Cybersecurity is another area drawing heightened attention. As geopolitical risks intensify and AI tools raise the stakes around enterprise security, firms such as CrowdStrike, Palo Alto Networks, and Zscaler are increasingly being viewed as structural beneficiaries of the next technology upswing.

Another major catalyst now in focus is earnings season. First-quarter corporate results are expected to begin shortly, and analysts broadly expect technology to once again lead profit growth across the S&P 500. This matters because earnings will determine whether the recent rally develops into a sustained re-rating.

Analysts believe that if large-cap tech companies deliver resilient revenue growth and strong AI monetization metrics, investors may gain the confidence needed to push the sector back toward all-time highs.

Goldman Sachs has already pointed to “secular growth” stocks, many of them concentrated in technology, as best positioned for the next expansion phase. That view is reinforced by the market’s gradual shift away from purely macro-driven selling toward stock-specific fundamental analysis.

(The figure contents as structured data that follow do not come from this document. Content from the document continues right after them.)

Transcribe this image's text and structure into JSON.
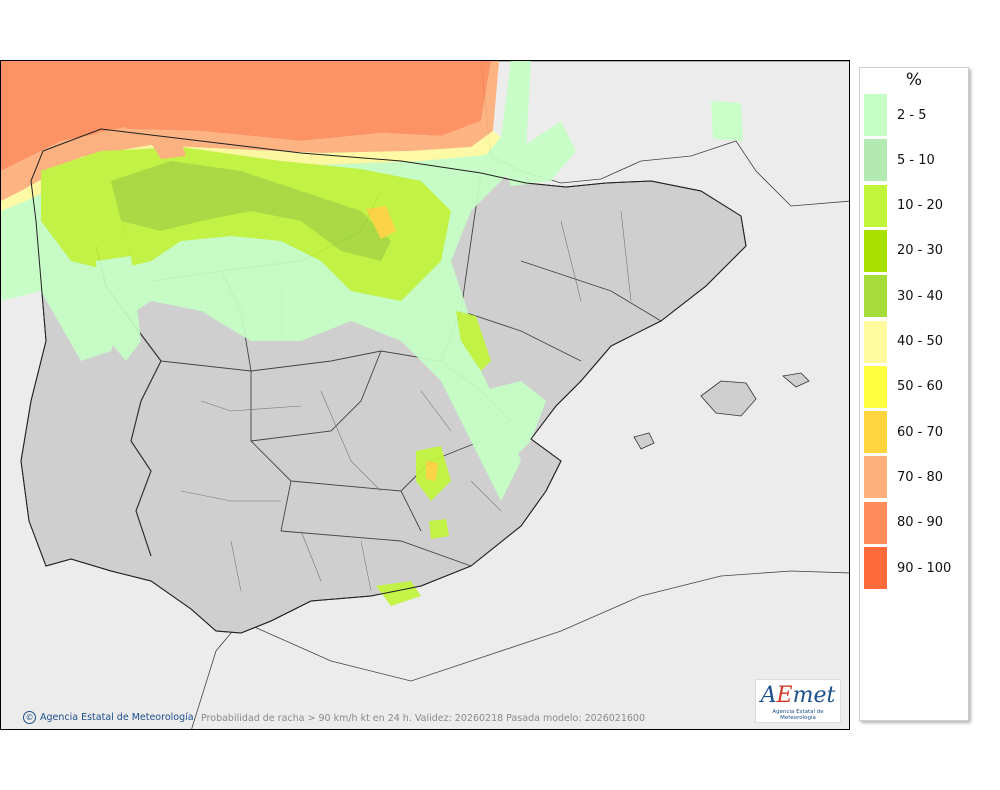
{
  "footer": {
    "credit": "Agencia Estatal de Meteorología",
    "caption": "Probabilidad de racha > 90 km/h kt en 24 h. Validez: 20260218 Pasada modelo: 2026021600"
  },
  "logo": {
    "mark_a": "A",
    "mark_e": "E",
    "mark_rest": "met",
    "subtitle": "Agencia Estatal de Meteorología"
  },
  "legend": {
    "title": "%",
    "items": [
      {
        "label": "2 - 5",
        "color": "#c6ffc6"
      },
      {
        "label": "5 - 10",
        "color": "#b2eab2"
      },
      {
        "label": "10 - 20",
        "color": "#c0f53a"
      },
      {
        "label": "20 - 30",
        "color": "#a8e000"
      },
      {
        "label": "30 - 40",
        "color": "#a6dc3a"
      },
      {
        "label": "40 - 50",
        "color": "#fffb9e"
      },
      {
        "label": "50 - 60",
        "color": "#ffff40"
      },
      {
        "label": "60 - 70",
        "color": "#ffd43c"
      },
      {
        "label": "70 - 80",
        "color": "#ffb07a"
      },
      {
        "label": "80 - 90",
        "color": "#ff8c5a"
      },
      {
        "label": "90 - 100",
        "color": "#ff6a3a"
      }
    ]
  },
  "map": {
    "sea_color": "#ececec",
    "land_color": "#cfcfcf"
  }
}
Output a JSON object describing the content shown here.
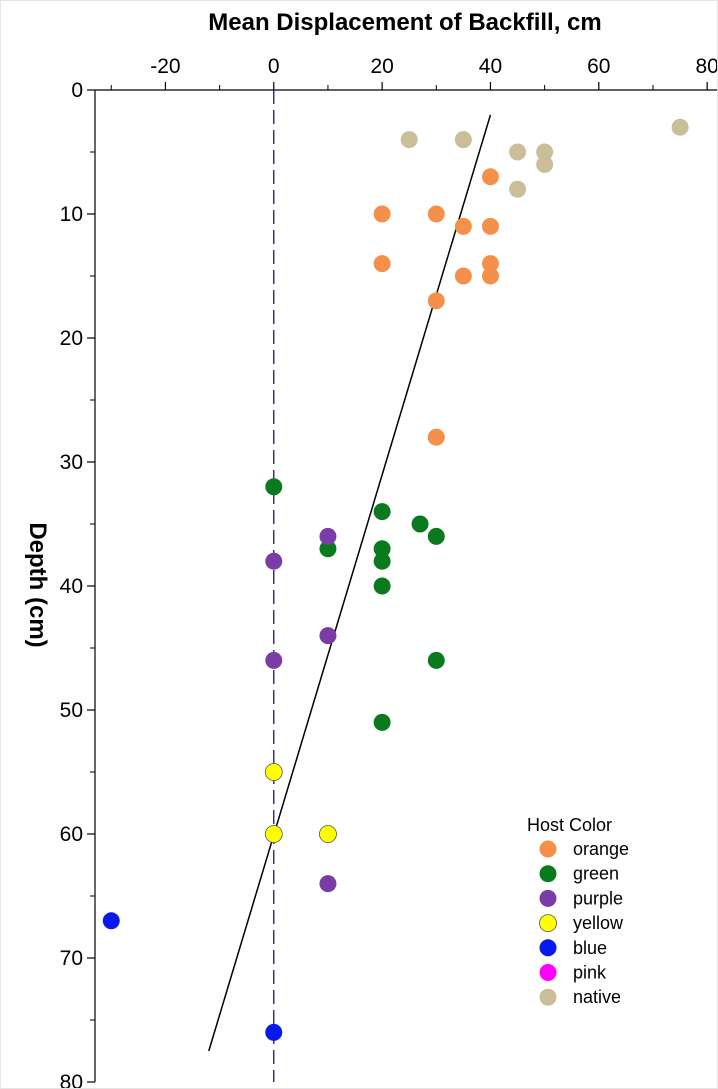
{
  "chart_data": {
    "type": "scatter",
    "title": "Mean Displacement of Backfill, cm",
    "xlabel": "Mean Displacement of Backfill, cm",
    "ylabel": "Depth (cm)",
    "x_axis_position": "top",
    "y_axis_inverted": true,
    "xlim": [
      -33,
      82
    ],
    "ylim": [
      0,
      80
    ],
    "x_ticks": [
      -20,
      0,
      20,
      40,
      60,
      80
    ],
    "y_ticks": [
      0,
      10,
      20,
      30,
      40,
      50,
      60,
      70,
      80
    ],
    "x_tick_labels": [
      "-20",
      "0",
      "20",
      "40",
      "60",
      "80"
    ],
    "y_tick_labels": [
      "0",
      "10",
      "20",
      "30",
      "40",
      "50",
      "60",
      "70",
      "80"
    ],
    "grid": false,
    "legend": {
      "title": "Host Color",
      "placement": "bottom-right"
    },
    "reference_line": {
      "axis": "x",
      "value": 0,
      "style": "dashed",
      "color": "#1a1a5e"
    },
    "fit_line": {
      "points": [
        [
          -12,
          77.5
        ],
        [
          40,
          2
        ]
      ],
      "color": "#000000"
    },
    "series": [
      {
        "name": "orange",
        "color": "#F5904A",
        "points": [
          [
            20,
            10
          ],
          [
            30,
            10
          ],
          [
            35,
            11
          ],
          [
            40,
            11
          ],
          [
            40,
            7
          ],
          [
            20,
            14
          ],
          [
            40,
            14
          ],
          [
            35,
            15
          ],
          [
            40,
            15
          ],
          [
            30,
            17
          ],
          [
            30,
            28
          ]
        ]
      },
      {
        "name": "green",
        "color": "#0A7A1E",
        "points": [
          [
            0,
            32
          ],
          [
            20,
            34
          ],
          [
            27,
            35
          ],
          [
            30,
            36
          ],
          [
            10,
            37
          ],
          [
            20,
            37
          ],
          [
            20,
            38
          ],
          [
            20,
            40
          ],
          [
            30,
            46
          ],
          [
            20,
            51
          ]
        ]
      },
      {
        "name": "purple",
        "color": "#7A3DA8",
        "points": [
          [
            10,
            36
          ],
          [
            0,
            38
          ],
          [
            10,
            44
          ],
          [
            0,
            46
          ],
          [
            10,
            64
          ]
        ]
      },
      {
        "name": "yellow",
        "color": "#FFFF00",
        "points": [
          [
            0,
            55
          ],
          [
            0,
            60
          ],
          [
            10,
            60
          ]
        ]
      },
      {
        "name": "blue",
        "color": "#0A18F0",
        "points": [
          [
            -30,
            67
          ],
          [
            0,
            76
          ]
        ]
      },
      {
        "name": "pink",
        "color": "#FF00FF",
        "points": []
      },
      {
        "name": "native",
        "color": "#C9BD9A",
        "points": [
          [
            25,
            4
          ],
          [
            35,
            4
          ],
          [
            45,
            5
          ],
          [
            50,
            5
          ],
          [
            50,
            6
          ],
          [
            45,
            8
          ],
          [
            75,
            3
          ]
        ]
      }
    ]
  }
}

The broader narrative, therefore, is one of transition – as demonstrated by the first quarter, which was defined by de-risking, war headlines, and multiple compressions. The second quarter is expected to increasingly be defined by earnings validation, AI monetization, and renewed institutional positioning.

Monday’s software rally may prove to be the first meaningful signal that investors believe the valuation reset is complete and that the next leg of the AI-driven tech cycle is beginning. Analysts note that if earnings confirm that thesis, the sector could indeed be laying the groundwork for a fresh run toward record territory.